Fig. 5. QCM-D analysis of Shh interactions with heparin.

Fig. 5

aa″ Schematic representation and real-time analysis of thrombin binding to the functionalized QCM-D sensor surface. a′ represents the HS/heparin model matrix assembled on a silica surface. The supported lipid bilayer (SLB) exposes 5% biotinylated lipids that bind to streptavidin (SAv) linked to biotinylated heparin.

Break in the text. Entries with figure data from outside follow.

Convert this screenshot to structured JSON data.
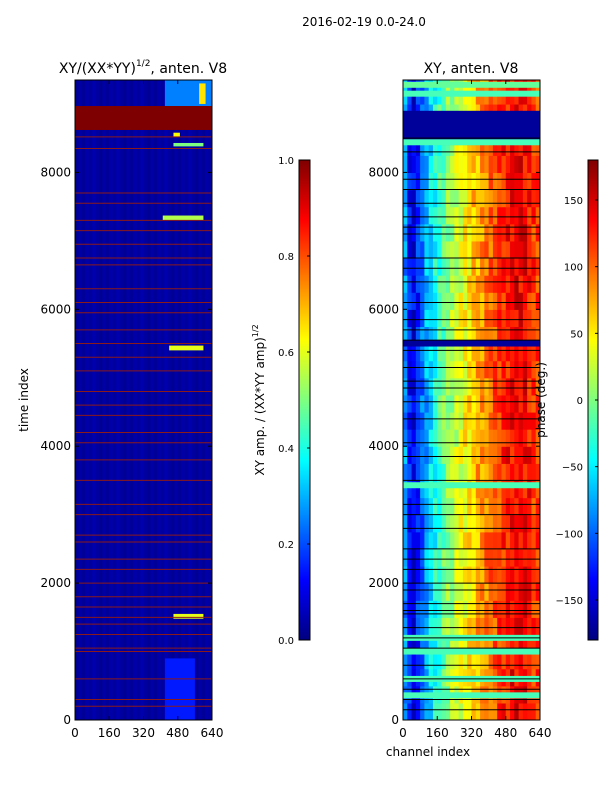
{
  "suptitle": "2016-02-19 0.0-24.0",
  "colors": {
    "jet": [
      "#00007f",
      "#0000ff",
      "#007fff",
      "#00ffff",
      "#7fff7f",
      "#ffff00",
      "#ff7f00",
      "#ff0000",
      "#7f0000"
    ],
    "gap_line": "#8b1a1a",
    "black": "#000000"
  },
  "chart_data": [
    {
      "type": "heatmap",
      "title_main": "XY/(XX*YY)",
      "title_exp": "1/2",
      "title_suffix": ", anten. V8",
      "xlabel": "",
      "ylabel": "time index",
      "xlim": [
        0,
        640
      ],
      "ylim": [
        0,
        9350
      ],
      "xticks": [
        0,
        160,
        320,
        480,
        640
      ],
      "xtick_labels": [
        "0",
        "160",
        "320",
        "480",
        "640"
      ],
      "yticks": [
        0,
        2000,
        4000,
        6000,
        8000
      ],
      "ytick_labels": [
        "0",
        "2000",
        "4000",
        "6000",
        "8000"
      ],
      "colorbar": {
        "label_main": "XY amp. / (XX*YY amp)",
        "label_exp": "1/2",
        "range": [
          0,
          1
        ],
        "ticks": [
          0.0,
          0.2,
          0.4,
          0.6,
          0.8,
          1.0
        ],
        "tick_labels": [
          "0.0",
          "0.2",
          "0.4",
          "0.6",
          "0.8",
          "1.0"
        ]
      },
      "background_value": 0.02,
      "flagged_block": {
        "t0": 8620,
        "t1": 8970,
        "value": 1.0
      },
      "bright_features": [
        {
          "t0": 8950,
          "t1": 9350,
          "c0": 420,
          "c1": 640,
          "value": 0.25
        },
        {
          "t0": 9000,
          "t1": 9300,
          "c0": 580,
          "c1": 610,
          "value": 0.65
        },
        {
          "t0": 8520,
          "t1": 8580,
          "c0": 460,
          "c1": 490,
          "value": 0.62
        },
        {
          "t0": 8380,
          "t1": 8430,
          "c0": 460,
          "c1": 600,
          "value": 0.5
        },
        {
          "t0": 7300,
          "t1": 7370,
          "c0": 410,
          "c1": 600,
          "value": 0.55
        },
        {
          "t0": 5400,
          "t1": 5470,
          "c0": 440,
          "c1": 600,
          "value": 0.6
        },
        {
          "t0": 1480,
          "t1": 1550,
          "c0": 460,
          "c1": 600,
          "value": 0.6
        },
        {
          "t0": 0,
          "t1": 900,
          "c0": 420,
          "c1": 560,
          "value": 0.15
        }
      ],
      "gap_lines": [
        8520,
        8350,
        7700,
        7550,
        7300,
        7150,
        6950,
        6750,
        6650,
        6300,
        6100,
        5950,
        5700,
        5500,
        5300,
        5100,
        4800,
        4600,
        4450,
        4200,
        4050,
        3800,
        3500,
        3150,
        3000,
        2700,
        2600,
        2350,
        2200,
        2000,
        1800,
        1650,
        1500,
        1400,
        1250,
        1050,
        1000,
        600,
        300,
        200
      ]
    },
    {
      "type": "heatmap",
      "title": "XY, anten. V8",
      "xlabel": "channel index",
      "ylabel": "",
      "xlim": [
        0,
        640
      ],
      "ylim": [
        0,
        9350
      ],
      "xticks": [
        0,
        160,
        320,
        480,
        640
      ],
      "xtick_labels": [
        "0",
        "160",
        "320",
        "480",
        "640"
      ],
      "yticks": [
        0,
        2000,
        4000,
        6000,
        8000
      ],
      "ytick_labels": [
        "0",
        "2000",
        "4000",
        "6000",
        "8000"
      ],
      "colorbar": {
        "label": "phase (deg.)",
        "range": [
          -180,
          180
        ],
        "ticks": [
          -150,
          -100,
          -50,
          0,
          50,
          100,
          150
        ],
        "tick_labels": [
          "−150",
          "−100",
          "−50",
          "0",
          "50",
          "100",
          "150"
        ]
      },
      "phase_profile_channels": [
        0,
        40,
        80,
        120,
        160,
        200,
        240,
        280,
        320,
        360,
        400,
        440,
        480,
        520,
        560,
        600,
        640
      ],
      "phase_profile_deg": [
        -60,
        -150,
        -110,
        -60,
        -30,
        0,
        20,
        40,
        60,
        80,
        95,
        110,
        125,
        140,
        140,
        120,
        110
      ],
      "flagged_band": {
        "t0": 8400,
        "t1": 8900,
        "value": -170
      },
      "uniform_rows": [
        {
          "t": 9150,
          "value": -20
        },
        {
          "t": 9280,
          "value": -10
        },
        {
          "t": 8440,
          "value": -20
        },
        {
          "t": 5500,
          "value": -170
        },
        {
          "t": 3430,
          "value": -20
        },
        {
          "t": 1200,
          "value": -20
        },
        {
          "t": 1000,
          "value": -20
        },
        {
          "t": 600,
          "value": -20
        },
        {
          "t": 360,
          "value": -20
        }
      ],
      "gap_lines": [
        8500,
        8300,
        7900,
        7750,
        7550,
        7350,
        7200,
        7100,
        6750,
        6600,
        6400,
        6100,
        5850,
        5700,
        5550,
        5400,
        5150,
        4950,
        4850,
        4650,
        4400,
        4050,
        3850,
        3500,
        3150,
        3000,
        2800,
        2500,
        2350,
        2200,
        2000,
        1900,
        1700,
        1600,
        1550,
        1350,
        1200,
        1050,
        800,
        600,
        450,
        300,
        150
      ]
    }
  ]
}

Green arrows indicate free rotation of the coupled heparin chain, black arrows lateral movement on the SLB, and gray double-headed arrows indicate softness of the matrix (as sensed by increased dissipation, ΔD). a Thrombin binding decreases ΔF during the protein incubation step and increases ΔD correspondingly, demonstrating protein binding and retention of a relatively soft heparin/thrombin layer (a″). b, b′ Similar protein loading of the functionalized matrix (-ΔF about −40 Hz in both cases) by Shh is achieved more quickly (as indicated by faster ΔF decrease) and is associated with a negative ΔD, indicating that Shh rigidifies the heparin layer. The film rigidification is due to heparin cross-linking (as confirmed by complementary FRAP assays, see Supplementary Fig. 6c). Representative graphs of three independent experiments are shown.